2. Met betrekking tot degenen die op grond van deze wet in een psychiatrisch ziekenhuis verblijven, zijn, indien zij tevens ter beschikking zijn gesteld met bevel tot verpleging van overheidswege, de artikelen 47, 48 en 49 niet van toepassing en wordt artikel 45 met dien verstande toegepast dat verlof door de geneesheer-directeur slechts wordt verleend in overeenstemming met Onze Minister van Justitie. Met het oog op de tenuitvoerlegging van het bevel tot verpleging van overheidswege kan de geneesheer-directeur het verblijf in het psychiatrisch ziekenhuis, bedoeld in dit lid en het eerste lid, na overleg met Onze Minister van Justitie, beëindigen.
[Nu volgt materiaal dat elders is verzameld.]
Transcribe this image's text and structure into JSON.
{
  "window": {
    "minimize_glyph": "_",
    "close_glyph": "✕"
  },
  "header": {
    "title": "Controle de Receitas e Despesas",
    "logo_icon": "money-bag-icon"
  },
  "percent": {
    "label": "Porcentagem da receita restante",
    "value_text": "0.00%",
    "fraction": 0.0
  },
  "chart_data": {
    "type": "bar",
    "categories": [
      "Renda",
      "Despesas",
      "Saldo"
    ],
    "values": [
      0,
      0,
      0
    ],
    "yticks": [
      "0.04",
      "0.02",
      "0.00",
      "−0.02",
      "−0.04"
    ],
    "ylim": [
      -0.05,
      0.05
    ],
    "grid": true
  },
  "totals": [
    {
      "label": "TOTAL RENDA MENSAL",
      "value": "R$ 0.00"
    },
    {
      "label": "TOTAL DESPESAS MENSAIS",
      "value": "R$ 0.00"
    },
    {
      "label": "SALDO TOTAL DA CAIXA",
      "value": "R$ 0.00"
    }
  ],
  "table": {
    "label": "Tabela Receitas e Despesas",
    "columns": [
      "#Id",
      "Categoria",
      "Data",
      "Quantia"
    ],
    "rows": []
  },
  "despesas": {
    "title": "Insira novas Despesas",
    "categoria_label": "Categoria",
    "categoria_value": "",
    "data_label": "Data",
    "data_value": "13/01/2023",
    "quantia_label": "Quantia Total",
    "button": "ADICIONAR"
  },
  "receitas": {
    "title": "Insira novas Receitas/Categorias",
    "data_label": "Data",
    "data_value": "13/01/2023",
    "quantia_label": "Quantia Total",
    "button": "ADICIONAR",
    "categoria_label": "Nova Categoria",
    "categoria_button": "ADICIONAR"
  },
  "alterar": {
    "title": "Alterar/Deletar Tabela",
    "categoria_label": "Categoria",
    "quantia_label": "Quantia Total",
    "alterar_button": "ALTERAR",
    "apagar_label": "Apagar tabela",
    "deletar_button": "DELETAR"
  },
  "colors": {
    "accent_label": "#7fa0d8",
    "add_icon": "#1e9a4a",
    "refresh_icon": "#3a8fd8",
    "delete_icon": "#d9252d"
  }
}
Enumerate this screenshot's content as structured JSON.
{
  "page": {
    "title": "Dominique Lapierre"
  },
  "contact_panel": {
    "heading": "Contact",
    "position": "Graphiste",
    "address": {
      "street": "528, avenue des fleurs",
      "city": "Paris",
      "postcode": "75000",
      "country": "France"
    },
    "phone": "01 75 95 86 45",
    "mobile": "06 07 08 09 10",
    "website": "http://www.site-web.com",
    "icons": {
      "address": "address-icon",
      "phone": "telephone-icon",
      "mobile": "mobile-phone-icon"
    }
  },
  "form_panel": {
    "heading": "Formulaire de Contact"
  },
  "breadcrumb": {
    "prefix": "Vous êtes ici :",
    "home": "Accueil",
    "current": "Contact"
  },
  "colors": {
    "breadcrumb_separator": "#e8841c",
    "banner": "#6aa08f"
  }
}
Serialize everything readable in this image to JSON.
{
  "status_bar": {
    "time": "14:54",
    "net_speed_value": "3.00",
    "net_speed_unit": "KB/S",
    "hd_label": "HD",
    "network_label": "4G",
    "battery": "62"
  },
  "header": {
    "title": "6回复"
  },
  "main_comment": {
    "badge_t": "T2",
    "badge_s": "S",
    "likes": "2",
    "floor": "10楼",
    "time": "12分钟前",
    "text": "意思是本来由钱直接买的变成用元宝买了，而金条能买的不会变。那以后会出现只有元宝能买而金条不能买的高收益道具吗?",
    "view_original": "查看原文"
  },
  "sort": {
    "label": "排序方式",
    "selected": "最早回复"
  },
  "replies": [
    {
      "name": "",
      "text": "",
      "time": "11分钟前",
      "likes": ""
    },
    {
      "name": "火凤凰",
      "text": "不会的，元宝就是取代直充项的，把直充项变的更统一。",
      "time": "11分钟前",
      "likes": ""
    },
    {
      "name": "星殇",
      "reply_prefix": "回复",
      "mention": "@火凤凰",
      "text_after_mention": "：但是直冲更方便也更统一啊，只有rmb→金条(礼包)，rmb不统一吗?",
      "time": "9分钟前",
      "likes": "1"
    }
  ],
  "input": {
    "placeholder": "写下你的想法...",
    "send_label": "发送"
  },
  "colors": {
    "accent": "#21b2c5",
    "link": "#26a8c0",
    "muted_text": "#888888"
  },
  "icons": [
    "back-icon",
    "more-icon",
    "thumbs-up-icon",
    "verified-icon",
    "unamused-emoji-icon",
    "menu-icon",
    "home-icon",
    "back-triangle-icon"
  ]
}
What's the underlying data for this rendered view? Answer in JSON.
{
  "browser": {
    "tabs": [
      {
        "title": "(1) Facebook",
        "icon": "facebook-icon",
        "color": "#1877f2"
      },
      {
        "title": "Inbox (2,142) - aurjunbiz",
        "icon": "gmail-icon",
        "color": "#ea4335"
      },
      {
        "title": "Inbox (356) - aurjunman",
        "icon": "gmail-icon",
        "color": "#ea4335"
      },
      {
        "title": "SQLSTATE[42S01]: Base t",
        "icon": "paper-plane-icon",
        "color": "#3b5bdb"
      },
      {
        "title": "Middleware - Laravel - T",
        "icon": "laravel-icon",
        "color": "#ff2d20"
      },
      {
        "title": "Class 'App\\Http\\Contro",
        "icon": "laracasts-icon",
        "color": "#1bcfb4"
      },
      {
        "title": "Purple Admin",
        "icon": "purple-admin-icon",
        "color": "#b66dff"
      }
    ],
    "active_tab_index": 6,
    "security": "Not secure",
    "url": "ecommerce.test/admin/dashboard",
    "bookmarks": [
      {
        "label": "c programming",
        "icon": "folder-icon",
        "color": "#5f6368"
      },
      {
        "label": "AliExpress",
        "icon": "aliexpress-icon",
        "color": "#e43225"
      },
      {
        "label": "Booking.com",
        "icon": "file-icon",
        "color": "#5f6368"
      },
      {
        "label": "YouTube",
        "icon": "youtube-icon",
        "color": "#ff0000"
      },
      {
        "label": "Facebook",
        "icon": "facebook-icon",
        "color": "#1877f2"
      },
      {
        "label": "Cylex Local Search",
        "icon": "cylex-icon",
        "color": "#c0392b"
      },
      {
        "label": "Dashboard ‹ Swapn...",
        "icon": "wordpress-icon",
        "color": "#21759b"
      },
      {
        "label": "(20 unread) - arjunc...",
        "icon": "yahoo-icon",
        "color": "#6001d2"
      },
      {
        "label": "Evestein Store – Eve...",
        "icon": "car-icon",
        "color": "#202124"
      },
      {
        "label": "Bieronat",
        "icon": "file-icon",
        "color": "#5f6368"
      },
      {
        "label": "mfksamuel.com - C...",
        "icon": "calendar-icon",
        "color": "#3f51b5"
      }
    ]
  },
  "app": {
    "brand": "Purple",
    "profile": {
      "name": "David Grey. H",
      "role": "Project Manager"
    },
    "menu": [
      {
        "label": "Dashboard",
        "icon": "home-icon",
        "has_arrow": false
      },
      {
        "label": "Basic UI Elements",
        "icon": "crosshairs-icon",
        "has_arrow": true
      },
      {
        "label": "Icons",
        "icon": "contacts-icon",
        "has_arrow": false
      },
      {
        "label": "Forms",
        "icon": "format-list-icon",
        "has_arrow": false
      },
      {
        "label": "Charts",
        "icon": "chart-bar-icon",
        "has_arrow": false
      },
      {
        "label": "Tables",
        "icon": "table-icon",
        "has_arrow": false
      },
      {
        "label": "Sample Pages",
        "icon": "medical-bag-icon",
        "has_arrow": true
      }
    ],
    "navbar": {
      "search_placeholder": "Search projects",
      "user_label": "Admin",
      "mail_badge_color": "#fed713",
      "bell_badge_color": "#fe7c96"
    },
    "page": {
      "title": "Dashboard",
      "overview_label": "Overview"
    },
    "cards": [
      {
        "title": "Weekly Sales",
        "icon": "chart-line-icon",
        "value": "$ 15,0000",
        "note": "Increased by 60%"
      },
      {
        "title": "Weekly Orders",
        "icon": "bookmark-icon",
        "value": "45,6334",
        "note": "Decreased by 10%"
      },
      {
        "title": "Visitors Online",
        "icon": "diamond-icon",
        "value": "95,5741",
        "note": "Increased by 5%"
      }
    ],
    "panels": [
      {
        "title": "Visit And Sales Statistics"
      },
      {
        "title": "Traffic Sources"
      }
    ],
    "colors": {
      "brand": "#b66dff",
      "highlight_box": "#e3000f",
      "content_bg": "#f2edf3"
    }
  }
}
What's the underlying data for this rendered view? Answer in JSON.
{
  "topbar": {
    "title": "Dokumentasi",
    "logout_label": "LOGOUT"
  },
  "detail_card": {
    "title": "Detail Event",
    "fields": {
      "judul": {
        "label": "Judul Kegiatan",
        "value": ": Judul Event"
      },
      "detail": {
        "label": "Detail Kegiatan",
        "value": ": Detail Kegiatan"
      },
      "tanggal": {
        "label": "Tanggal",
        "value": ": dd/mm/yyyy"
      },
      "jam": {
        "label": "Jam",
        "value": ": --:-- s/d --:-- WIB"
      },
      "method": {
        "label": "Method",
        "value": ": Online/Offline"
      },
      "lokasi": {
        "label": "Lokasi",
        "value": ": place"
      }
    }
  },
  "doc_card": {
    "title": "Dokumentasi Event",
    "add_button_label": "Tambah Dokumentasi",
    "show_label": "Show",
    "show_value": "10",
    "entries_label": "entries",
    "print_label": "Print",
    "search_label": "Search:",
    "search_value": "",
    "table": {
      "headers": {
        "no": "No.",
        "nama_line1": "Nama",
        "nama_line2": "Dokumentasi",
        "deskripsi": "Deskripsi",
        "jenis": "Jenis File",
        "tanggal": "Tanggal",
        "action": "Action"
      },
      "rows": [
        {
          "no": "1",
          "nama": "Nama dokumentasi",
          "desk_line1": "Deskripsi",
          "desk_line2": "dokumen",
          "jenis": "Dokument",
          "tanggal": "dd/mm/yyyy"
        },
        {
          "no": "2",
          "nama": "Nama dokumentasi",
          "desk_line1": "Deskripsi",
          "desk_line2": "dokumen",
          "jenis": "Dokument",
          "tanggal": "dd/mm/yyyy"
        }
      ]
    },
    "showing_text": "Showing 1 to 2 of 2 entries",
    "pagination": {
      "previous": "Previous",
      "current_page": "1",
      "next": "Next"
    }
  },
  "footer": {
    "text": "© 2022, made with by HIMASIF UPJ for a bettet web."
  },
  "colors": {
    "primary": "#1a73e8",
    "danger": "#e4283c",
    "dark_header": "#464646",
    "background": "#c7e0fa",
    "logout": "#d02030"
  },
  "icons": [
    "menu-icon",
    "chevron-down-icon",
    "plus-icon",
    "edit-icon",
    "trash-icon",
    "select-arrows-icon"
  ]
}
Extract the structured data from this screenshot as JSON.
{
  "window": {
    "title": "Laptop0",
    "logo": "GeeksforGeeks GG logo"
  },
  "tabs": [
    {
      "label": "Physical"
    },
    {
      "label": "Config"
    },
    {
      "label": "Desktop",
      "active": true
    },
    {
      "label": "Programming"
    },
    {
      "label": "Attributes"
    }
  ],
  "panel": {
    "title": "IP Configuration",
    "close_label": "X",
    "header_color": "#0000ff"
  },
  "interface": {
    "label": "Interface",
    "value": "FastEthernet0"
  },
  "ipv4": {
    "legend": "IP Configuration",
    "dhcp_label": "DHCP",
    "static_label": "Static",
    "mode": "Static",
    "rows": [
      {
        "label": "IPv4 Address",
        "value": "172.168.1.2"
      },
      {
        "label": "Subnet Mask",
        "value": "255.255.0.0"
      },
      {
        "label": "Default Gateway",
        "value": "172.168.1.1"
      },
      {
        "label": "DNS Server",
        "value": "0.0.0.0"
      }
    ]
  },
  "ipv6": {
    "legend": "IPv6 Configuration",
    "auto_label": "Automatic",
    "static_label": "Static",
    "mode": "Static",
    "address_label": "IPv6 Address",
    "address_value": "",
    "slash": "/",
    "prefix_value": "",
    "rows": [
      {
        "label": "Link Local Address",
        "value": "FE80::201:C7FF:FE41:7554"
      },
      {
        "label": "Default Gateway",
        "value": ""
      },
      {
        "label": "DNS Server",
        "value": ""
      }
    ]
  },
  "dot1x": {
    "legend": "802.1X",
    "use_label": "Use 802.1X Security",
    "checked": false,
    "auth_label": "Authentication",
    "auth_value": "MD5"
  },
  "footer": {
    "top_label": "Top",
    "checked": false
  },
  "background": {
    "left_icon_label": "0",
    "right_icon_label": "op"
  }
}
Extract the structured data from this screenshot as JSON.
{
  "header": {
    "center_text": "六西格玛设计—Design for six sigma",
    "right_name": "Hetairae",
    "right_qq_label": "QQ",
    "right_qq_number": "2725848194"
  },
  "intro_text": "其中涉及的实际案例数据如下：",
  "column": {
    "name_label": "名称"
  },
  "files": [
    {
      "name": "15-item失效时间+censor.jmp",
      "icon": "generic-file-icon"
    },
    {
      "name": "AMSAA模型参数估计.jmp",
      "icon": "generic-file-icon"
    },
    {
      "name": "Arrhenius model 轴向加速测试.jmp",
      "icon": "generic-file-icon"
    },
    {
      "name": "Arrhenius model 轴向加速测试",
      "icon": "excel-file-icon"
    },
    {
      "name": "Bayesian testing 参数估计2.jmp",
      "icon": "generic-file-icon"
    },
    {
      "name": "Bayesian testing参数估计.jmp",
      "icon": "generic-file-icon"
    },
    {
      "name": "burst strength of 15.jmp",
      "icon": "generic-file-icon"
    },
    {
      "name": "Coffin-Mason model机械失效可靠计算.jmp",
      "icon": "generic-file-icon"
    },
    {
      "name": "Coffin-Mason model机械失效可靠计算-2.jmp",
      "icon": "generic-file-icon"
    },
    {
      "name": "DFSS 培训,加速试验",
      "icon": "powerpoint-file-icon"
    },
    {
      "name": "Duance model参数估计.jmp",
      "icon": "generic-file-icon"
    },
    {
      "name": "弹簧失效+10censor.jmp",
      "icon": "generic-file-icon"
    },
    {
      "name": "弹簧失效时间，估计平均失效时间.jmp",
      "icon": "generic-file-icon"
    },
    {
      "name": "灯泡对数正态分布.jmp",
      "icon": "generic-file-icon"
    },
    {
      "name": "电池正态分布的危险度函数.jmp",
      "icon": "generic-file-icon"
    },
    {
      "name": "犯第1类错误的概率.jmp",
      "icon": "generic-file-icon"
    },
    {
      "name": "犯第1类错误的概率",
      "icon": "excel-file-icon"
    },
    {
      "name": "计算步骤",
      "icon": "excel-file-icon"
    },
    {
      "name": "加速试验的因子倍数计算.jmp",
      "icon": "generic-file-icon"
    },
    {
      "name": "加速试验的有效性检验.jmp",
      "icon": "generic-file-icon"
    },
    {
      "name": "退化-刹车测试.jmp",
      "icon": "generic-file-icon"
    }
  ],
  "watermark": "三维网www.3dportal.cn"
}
Het voorgaande is van overeenkomstige toepassing op degenen die op grond van deze wet en tevens met toepassing van artikel 15, vijfde lid, van de Penitentiaire beginselenwet in een psychiatrisch ziekenhuis verblijven.

3. De artikelen 36 tot en met 41, 44, 56, 57 en 58 zijn van overeenkomstige toepassing met betrekking tot personen die ter beschikking zijn gesteld met bevel tot verpleging van overheidswege en met betrekking tot personen aan wie de maatregel van plaatsing in een inrichting voor jeugdigen is opgelegd, indien die verpleging dan wel de tenuitvoerlegging van die maatregel plaatsvindt in een psychiatrisch ziekenhuis, niet zijnde een justitiële inrichting voor verpleging van ter beschikking gestelden als bedoeld in artikel 90, quinquies, tweede lid, van het Wetboek van Strafrecht.

Artikel 52

Voor de uitvoering van het bij of krachtens deze wet bepaalde, voor zover van toepassing op personen ten aanzien van wie krachtens enige wettelijke bepaling Onze Minister van Justitie medeverantwoordelijkheid draagt, handelt Onze Minister in overeenstemming met Onze Minister van Justitie.